Ricordi anche la faccia congestionata del gestore, la sua voce
incrinata dal pianto quando gli hai negato il prestito che gli
avrebbe consentito di risollevarsi.
T'implorava, e tu
pensavi che fosse un individuo senza dignità. Non potevi dargli quei
soldi: la banca non è un ente benefico, negli affari non c'è posto
per la compassione.
Rivedi gli occhi
fiammeggianti di disprezzo, risenti la voce che ti maledice. In molti
ti hanno maledetto: tutti quelli che hai rovinato con i tuoi “no”
e quelli che hai ridotto sul lastrico, appioppandogli titoli e azioni
ad alto rischio.
Al
diavolo! Hai fatto solo gli interessi della banca, e naturalmente i
tuoi; non provi rimorso. È il tuo lavoro, lo svolgi meglio di
chiunque altro e presto otterrai i riconoscimenti che meriti.
I
temporali estivi hanno breve durata; devi aspettare che passi e
raggiungere il paese. Sei sfinita, muori dal freddo; ti accasci sullo
scalino, abbracci le gambe e posi la testa sulle ginocchia. Presto
sarà tutto finito, devi stare calma e recuperare le forze.
Un
soffio nel collo ti fa sussultare. Non è il vento, è come un
respiro, un leggero ansimare. C'è qualcuno accanto a te, forse un
animale...
Adesso tremi di
terrore, non hai il coraggio di aprire gli occhi, non osi quasi
respirare.
– Ciao, Anna...
Un'emozione
violenta ti fa balzare il cuore in gola; lo spavento ti paralizza.

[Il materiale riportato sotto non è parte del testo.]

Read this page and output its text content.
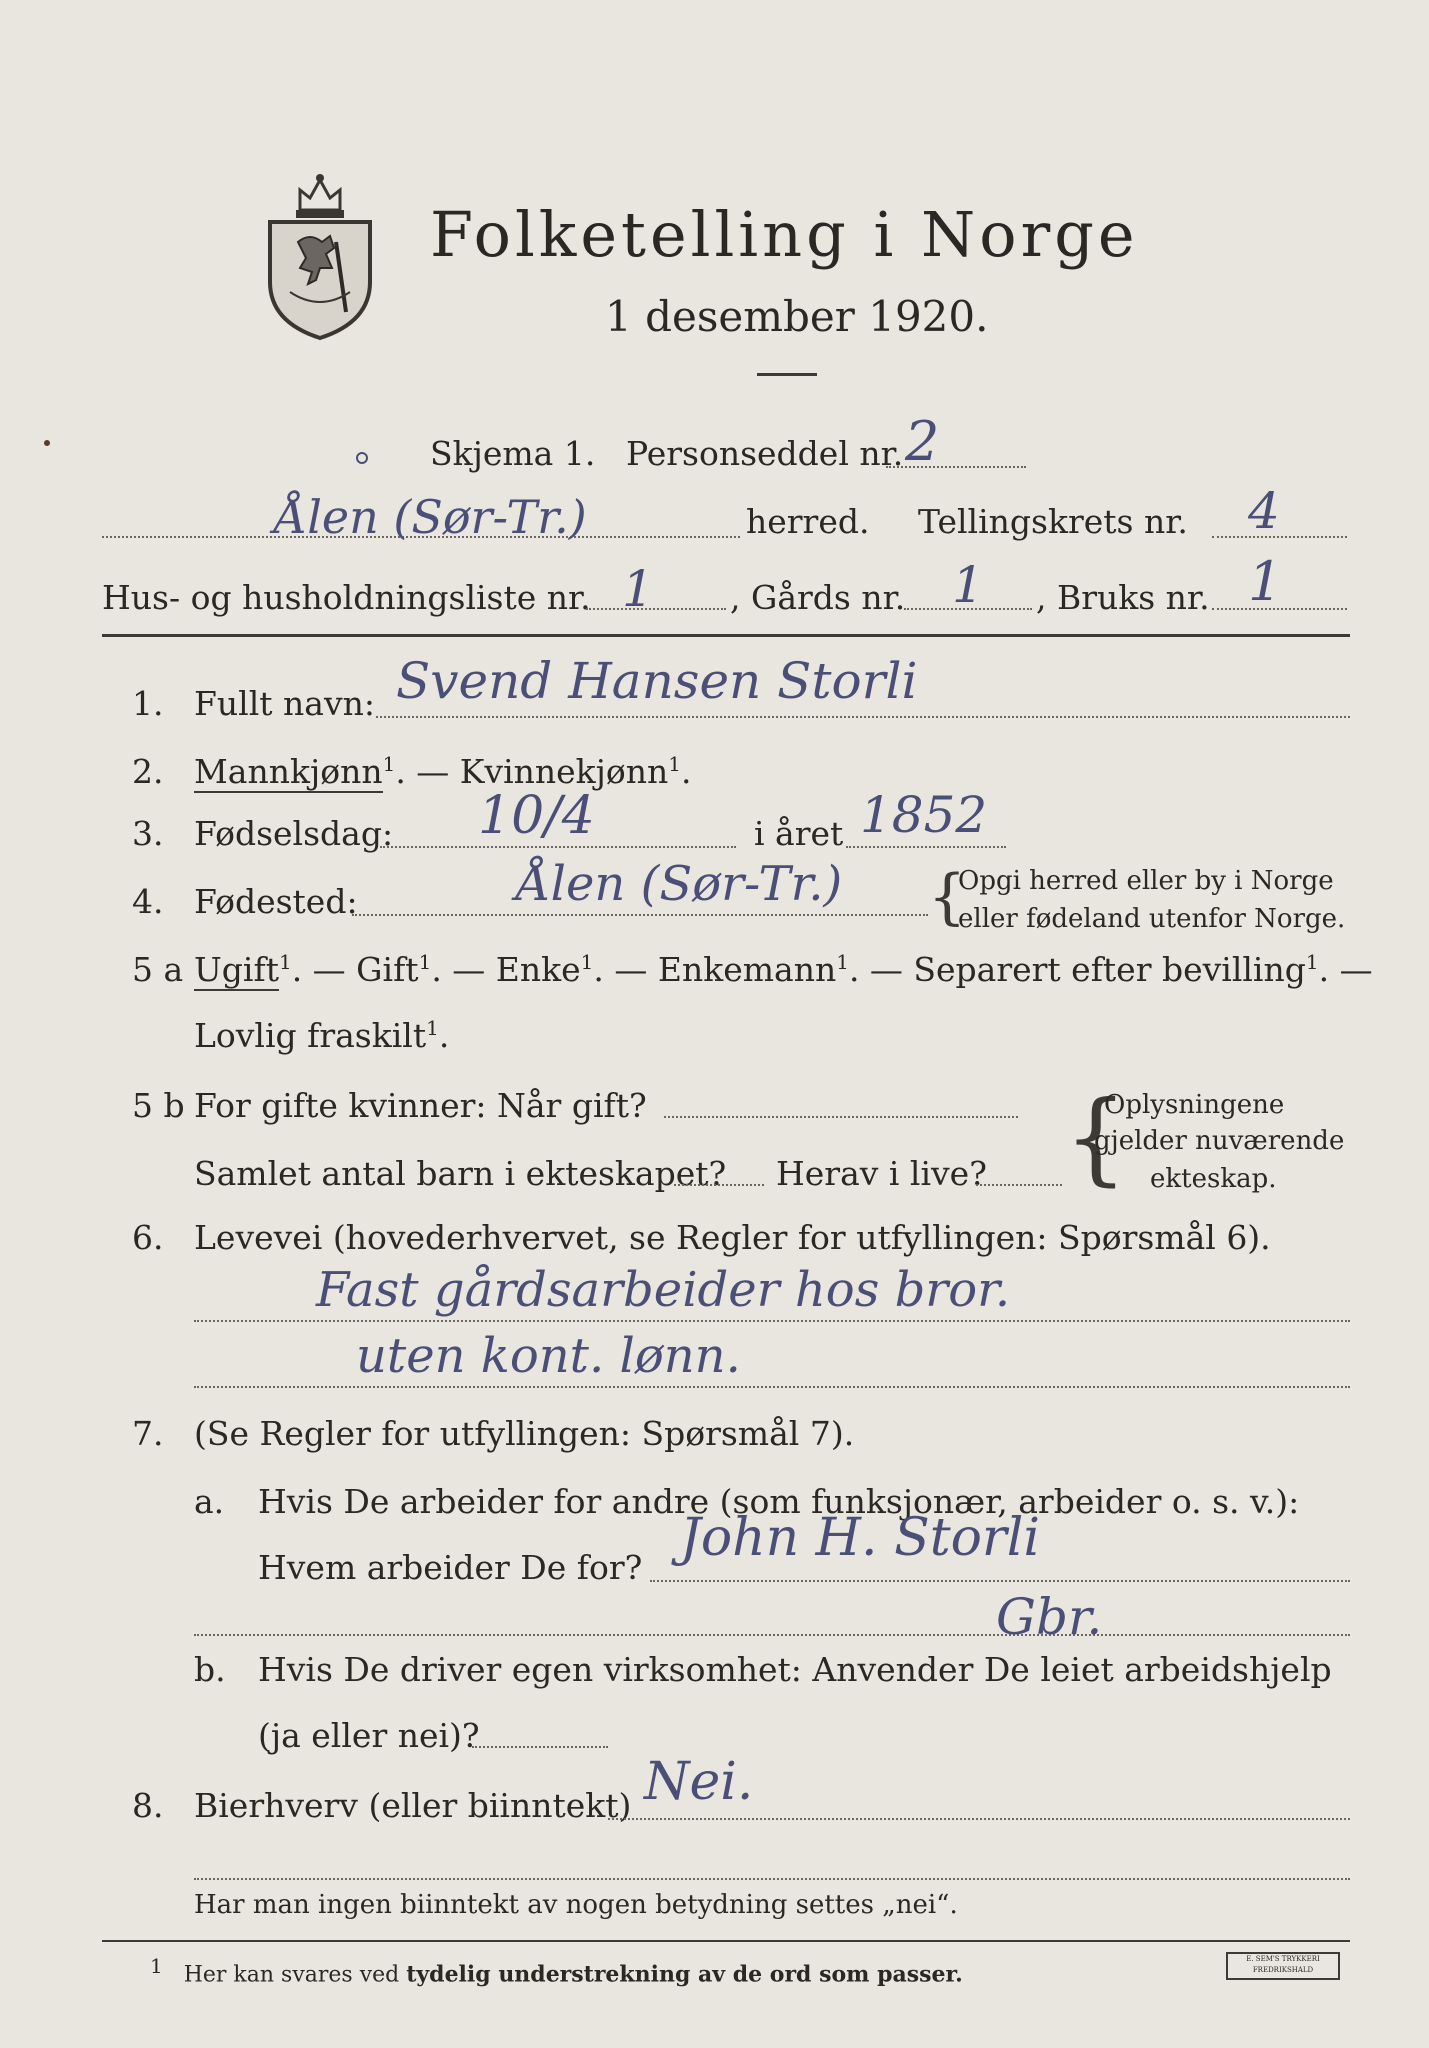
Folketelling i Norge
1 desember 1920.
Skjema 1. Personseddel nr. 2
Ålen (Sør-Tr.)	herred. Tellingskrets nr. 4
Hus- og husholdningsliste nr. 1 , Gårds nr. 1 , Bruks nr. 1
1. Fullt navn: Svend Hansen Storli
2. Mannkjønn$^1$. — Kvinnekjønn$^1$.
3. Fødselsdag: 10/4	i året 1852
4. Fødested:	Ålen (Sør-Tr.) {
Opgi herred eller by i Norge
eller fødeland utenfor Norge.
5 a Ugift$^1$. — Gift$^1$. — Enke$^1$. — Enkemann$^1$. — Separert efter bevilling$^1$. —
Lovlig fraskilt$^1$.
5 b For gifte kvinner: Når gift?
Samlet antal barn i ekteskapet? Herav i live? {
Oplysningene
gjelder nuværende
ekteskap.
6. Levevei (hovederhvervet, se Regler for utfyllingen: Spørsmål 6).
Fast gårdsarbeider hos bror.
uten kont. lønn.
7. (Se Regler for utfyllingen: Spørsmål 7).
a. Hvis De arbeider for andre (som funksjonær, arbeider o. s. v.):
Hvem arbeider De for? John H. Storli
Gbr.
b. Hvis De driver egen virksomhet: Anvender De leiet arbeidshjelp
(ja eller nei)?
8. Bierhverv (eller biinntekt) Nei.
Har man ingen biinntekt av nogen betydning settes „nei“.
$^1$ Her kan svares ved tydelig understrekning av de ord som passer.
E. SEM'S TRYKKERI FREDRIKSHALD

Quella voce, la sua voce...
– Allora, sei
riuscita a trovare la felicità?
Marco! No, non è
possibile, non può essere Marco. Marco è...
– Tu sei morto... –
ansimi.
È
morto, lo sai, è morto tanti anni fa. Sfracellato proprio in fondo a
quel burrone. Un tragico incidente, anche se qualcuno ha cercato di
addossartene la colpa. Le malelingue del paese dicevano che si era
buttato per colpa tua, perché l'avevi lasciato dopo esserti liberata
del bambino che aspettavate.
Che
idiozia! Nessuno, sano di mente, si ucciderebbe per questo, e tu non
potevi rinunciare alla tua vita per uno stupido errore. Forse lo
amavi, forse stavi bene con lui, ma un figlio no, non lo volevi. Non
così presto, non prima di avere realizzato i tuoi progetti. Saresti
stata infelice per tutta la vita.
Hai fatto la scelta
giusta, come sempre. Nessuno può biasimarti.
– Sei morto... –
ripeti – vattene, lasciami in pace...
Una
risata lugubre fa da eco alle tue parole. È troppo, più di quanto
tu possa sopportare. Chiudi gli occhi e sprofondi nell'incoscienza...
La musica infernale ti
riscuote:
“Dies irae! Dies illa
solvet saeclum in favilla...”
Impieghi
qualche istante per renderti conto che sei ancora nell'abitacolo,
incastrata tra il sedile e l'airbag, imprigionata dalla cintura di
sicurezza. Forse hai avuto un incubo mentre eri svenuta, o forse è
vero che, quando si sta per morire, la vita intera ci passa davanti
agli occhi.
Provi a liberarti senza
riuscirci; il movimento incauto fa oscillare la vettura. Senti un
fragore di rami schiantati, la macchina si capovolge, stai
precipitando.
Adesso sai che oggi è
davvero il giorno dell'ira.
Non
provi nemmeno paura, non ne hai il tempo. Hai un solo rammarico: eri
a un passo dalla felicità e non sei riuscita ad afferrarla.